Du point de vue musical, il est bien difficile de trouver ce point de rupture entre le moyen âge et la renaissance car il y a une continuité extraordinaire à cause de l’école franco-flamande. Ce point de rupture serait justement à l’époque de Josquin car sa vie s’équilibre parfaitement autour de 1500 mais au fond Josquin représente plutôt l’aboutissement des styles antérieurs (c’est la synthèse du contrepoint franco-flamand avec la vocalité italienne). En même temps, ce qui verront en Josquin un compositeur renaissant vont mettre en avant le langage expressif, le style expressif, le rapport avec le texte. D’autres vont voir la rupture ailleurs et vont dire que cette rupture s’effectue surtout vers 1420 c’est à dire à l’époque de Dufay (ce qui n’est pas faux car c’est bien en abandonnant le style ars noviste et la conception mathématique de la musique, pour en venir à une conception plus spontanée, plus simple, que se situerai déjà peut-être la renaissance musicale). Cependant ni Dufay, ni Josquin ne sont encore renaissants : certes ils sont très novateurs pour leur époque mais il ne suffit pas d’être novateur pour être renaissant (d’ailleurs Josquin jouit d’une telle popularité, d’une telle renommée qu’il reste très en vogue jusqu’en 1640 au moins).
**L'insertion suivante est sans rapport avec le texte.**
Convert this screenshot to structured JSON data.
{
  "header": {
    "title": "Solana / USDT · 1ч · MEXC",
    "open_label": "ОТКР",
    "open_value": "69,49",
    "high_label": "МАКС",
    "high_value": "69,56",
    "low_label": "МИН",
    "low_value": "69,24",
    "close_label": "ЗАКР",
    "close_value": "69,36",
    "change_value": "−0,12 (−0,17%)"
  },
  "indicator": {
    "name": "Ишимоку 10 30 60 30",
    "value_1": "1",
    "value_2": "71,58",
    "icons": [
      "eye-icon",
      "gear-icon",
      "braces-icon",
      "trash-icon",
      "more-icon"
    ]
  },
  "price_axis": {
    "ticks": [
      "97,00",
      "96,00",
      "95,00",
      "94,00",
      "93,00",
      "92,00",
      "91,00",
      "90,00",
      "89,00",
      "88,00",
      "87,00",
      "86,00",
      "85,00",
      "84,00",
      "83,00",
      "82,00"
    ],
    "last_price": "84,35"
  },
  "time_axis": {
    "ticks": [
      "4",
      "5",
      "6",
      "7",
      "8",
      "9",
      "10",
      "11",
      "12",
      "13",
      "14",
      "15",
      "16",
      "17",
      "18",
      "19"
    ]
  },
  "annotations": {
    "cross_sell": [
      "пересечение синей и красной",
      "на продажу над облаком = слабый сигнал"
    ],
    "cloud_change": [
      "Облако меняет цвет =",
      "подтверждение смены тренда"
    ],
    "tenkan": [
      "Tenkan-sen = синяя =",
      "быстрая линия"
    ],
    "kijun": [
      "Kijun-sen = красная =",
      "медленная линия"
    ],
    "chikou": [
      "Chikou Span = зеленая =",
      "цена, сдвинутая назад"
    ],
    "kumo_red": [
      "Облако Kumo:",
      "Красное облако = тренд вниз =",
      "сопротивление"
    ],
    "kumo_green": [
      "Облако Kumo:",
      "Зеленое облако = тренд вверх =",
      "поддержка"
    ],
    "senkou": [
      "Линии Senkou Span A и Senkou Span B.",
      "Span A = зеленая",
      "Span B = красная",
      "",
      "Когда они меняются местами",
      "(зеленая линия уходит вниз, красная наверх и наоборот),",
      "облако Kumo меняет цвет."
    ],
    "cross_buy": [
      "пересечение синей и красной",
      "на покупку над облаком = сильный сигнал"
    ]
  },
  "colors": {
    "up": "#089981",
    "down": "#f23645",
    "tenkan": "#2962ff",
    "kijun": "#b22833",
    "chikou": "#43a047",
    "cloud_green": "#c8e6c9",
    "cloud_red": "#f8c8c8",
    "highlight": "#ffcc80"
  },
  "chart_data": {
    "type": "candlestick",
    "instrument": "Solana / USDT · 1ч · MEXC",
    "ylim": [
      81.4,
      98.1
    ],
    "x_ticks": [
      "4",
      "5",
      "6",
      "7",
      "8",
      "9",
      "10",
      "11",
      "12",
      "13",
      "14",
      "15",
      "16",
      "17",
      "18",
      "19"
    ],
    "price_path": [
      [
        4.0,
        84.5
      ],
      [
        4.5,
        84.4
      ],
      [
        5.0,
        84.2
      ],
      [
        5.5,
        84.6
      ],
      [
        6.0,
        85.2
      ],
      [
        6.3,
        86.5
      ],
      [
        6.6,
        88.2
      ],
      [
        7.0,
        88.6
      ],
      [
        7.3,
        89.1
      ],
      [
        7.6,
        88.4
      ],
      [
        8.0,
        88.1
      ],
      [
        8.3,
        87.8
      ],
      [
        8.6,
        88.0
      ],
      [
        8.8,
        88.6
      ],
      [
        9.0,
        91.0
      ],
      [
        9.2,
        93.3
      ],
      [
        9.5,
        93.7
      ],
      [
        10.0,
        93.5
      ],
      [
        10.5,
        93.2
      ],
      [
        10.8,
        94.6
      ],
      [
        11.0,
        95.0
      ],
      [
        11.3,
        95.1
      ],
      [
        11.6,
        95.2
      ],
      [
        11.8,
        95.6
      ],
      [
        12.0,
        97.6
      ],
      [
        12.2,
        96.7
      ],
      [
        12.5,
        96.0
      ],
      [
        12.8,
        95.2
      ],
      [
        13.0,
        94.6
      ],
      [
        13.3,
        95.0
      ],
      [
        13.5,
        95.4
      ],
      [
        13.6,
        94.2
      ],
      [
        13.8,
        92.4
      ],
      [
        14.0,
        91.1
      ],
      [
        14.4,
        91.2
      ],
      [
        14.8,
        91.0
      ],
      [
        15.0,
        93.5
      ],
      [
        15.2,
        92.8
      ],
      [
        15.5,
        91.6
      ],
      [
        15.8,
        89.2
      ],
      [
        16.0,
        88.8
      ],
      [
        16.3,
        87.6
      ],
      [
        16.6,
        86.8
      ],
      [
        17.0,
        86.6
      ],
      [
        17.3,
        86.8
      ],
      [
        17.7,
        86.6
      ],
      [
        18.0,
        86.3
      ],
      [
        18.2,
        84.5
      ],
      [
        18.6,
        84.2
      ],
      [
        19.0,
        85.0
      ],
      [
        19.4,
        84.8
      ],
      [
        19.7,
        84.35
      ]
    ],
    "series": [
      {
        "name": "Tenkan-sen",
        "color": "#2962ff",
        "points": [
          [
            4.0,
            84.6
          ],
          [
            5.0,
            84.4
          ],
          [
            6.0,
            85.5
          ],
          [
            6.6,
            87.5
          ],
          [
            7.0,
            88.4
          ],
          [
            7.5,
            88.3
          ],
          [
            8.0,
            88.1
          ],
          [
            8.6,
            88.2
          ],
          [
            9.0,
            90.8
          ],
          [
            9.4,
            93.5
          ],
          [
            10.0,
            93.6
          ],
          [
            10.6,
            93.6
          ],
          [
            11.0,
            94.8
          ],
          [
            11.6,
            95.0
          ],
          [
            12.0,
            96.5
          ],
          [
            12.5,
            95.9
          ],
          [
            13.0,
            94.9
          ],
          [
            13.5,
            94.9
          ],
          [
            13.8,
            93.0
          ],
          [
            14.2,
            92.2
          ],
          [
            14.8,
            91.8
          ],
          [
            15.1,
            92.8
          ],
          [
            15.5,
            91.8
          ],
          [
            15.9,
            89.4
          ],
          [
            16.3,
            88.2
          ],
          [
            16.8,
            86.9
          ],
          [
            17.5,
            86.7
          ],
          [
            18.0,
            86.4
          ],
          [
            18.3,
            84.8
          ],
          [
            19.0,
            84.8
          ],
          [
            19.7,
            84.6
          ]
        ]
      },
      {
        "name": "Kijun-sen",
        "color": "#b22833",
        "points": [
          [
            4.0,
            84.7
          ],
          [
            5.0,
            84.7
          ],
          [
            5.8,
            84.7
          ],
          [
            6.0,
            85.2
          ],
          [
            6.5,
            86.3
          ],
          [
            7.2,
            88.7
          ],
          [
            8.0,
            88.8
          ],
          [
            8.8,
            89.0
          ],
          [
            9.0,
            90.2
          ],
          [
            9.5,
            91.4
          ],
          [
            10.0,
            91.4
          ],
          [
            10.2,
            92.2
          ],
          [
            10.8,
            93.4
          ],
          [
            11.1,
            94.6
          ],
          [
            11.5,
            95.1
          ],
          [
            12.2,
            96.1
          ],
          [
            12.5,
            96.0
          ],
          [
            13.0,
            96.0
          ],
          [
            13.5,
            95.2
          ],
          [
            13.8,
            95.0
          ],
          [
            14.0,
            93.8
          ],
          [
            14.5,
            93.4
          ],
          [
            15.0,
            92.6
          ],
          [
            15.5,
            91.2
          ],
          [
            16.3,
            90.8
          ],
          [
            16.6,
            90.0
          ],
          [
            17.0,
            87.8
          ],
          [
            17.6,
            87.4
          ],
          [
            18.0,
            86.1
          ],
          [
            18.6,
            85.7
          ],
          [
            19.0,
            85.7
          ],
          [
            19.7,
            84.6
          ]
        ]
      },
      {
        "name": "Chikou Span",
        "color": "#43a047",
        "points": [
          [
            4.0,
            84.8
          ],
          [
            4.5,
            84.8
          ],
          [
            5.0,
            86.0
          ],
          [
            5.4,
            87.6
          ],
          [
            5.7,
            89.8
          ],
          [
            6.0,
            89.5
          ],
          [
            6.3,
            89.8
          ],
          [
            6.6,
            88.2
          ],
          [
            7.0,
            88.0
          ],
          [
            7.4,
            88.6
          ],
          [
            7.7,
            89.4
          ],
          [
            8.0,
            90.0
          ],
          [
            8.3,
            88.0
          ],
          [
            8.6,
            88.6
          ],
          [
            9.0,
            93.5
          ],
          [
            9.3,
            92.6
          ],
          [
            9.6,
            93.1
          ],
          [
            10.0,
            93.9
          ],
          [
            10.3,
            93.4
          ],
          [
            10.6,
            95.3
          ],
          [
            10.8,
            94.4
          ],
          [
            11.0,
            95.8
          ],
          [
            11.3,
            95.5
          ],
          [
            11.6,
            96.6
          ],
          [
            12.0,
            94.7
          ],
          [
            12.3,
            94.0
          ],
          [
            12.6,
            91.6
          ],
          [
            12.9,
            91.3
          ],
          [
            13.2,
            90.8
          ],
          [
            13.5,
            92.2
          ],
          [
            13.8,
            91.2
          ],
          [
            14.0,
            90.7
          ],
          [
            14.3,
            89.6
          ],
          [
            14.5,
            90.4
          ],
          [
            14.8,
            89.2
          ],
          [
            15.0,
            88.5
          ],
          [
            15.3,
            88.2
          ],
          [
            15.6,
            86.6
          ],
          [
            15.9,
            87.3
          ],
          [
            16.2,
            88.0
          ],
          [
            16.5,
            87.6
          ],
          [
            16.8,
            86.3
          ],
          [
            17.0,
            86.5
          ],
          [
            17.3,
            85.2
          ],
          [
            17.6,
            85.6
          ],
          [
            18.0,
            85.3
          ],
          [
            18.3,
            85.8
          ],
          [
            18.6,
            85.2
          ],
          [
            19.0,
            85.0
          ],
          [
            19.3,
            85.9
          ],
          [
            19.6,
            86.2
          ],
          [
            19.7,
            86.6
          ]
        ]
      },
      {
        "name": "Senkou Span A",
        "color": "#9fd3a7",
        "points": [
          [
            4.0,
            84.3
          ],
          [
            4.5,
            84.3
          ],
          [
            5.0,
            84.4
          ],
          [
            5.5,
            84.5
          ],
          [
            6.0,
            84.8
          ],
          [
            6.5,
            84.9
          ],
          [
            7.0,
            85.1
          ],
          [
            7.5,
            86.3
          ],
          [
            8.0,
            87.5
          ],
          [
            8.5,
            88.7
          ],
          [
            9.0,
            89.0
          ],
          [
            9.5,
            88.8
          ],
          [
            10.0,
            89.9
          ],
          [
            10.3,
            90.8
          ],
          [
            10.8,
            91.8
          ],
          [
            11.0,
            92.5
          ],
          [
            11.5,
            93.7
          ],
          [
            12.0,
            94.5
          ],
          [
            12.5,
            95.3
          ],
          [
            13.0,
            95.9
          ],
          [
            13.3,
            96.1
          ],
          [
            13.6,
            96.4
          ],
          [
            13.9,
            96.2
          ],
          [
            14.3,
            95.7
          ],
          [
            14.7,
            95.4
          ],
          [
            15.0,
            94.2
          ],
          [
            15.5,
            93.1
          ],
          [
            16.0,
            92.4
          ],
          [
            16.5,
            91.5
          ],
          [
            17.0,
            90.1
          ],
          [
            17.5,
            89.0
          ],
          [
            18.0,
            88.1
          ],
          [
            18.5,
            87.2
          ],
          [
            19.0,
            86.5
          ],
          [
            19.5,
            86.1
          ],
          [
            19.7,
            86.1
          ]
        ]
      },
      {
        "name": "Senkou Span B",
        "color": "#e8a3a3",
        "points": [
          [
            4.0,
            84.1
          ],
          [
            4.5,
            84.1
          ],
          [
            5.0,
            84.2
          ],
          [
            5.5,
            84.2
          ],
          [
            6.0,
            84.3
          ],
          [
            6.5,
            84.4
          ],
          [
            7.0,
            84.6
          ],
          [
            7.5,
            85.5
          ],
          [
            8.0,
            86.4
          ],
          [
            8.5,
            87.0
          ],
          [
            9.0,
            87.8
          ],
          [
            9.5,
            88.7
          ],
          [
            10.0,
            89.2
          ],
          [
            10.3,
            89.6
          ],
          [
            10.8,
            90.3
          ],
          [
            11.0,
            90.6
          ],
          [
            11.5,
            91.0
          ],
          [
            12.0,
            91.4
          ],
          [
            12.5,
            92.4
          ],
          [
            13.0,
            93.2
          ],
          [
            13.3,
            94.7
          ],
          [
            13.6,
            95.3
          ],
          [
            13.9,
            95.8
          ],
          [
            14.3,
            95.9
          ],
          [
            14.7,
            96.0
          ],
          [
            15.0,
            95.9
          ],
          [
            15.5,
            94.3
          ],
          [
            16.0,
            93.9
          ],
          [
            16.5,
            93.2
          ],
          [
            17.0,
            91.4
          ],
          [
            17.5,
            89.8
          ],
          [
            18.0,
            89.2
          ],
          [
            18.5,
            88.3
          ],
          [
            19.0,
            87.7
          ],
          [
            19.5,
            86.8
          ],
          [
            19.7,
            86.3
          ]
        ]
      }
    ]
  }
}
En fait, il faut attendre la dernière partie du 16ème siècle pour que se généralisent des éléments de style nouveaux.
Ces éléments nouveaux typiquement renaissants sont : l’écriture en double-chœur (chez Josquin cela était vraiment embryonnaire car il faisait 2 voix + 2 voix alors qu’à présent on fera du 4 voix + 4 voix), la voix unique accompagnée, émergence d’un répertoire instrumental important, domination du vertical harmonique, systématisation des accords parfaits, relations de plus en plus étroites entre le texte et la musique (par exemple, dans le madrigal italien avec les madrigalismes), conquête définitive de l’expression.
Le début de cette renaissance musicale est donc bien difficile à déterminer et on pourrait plutôt chercher, même si c’est contourner l’obstacle, la fin de l’esprit médiéval : Josquin quitte l’esprit médiéval, la pensée médiévale mais ce n’est pas pour autant qu’il est déjà renaissant.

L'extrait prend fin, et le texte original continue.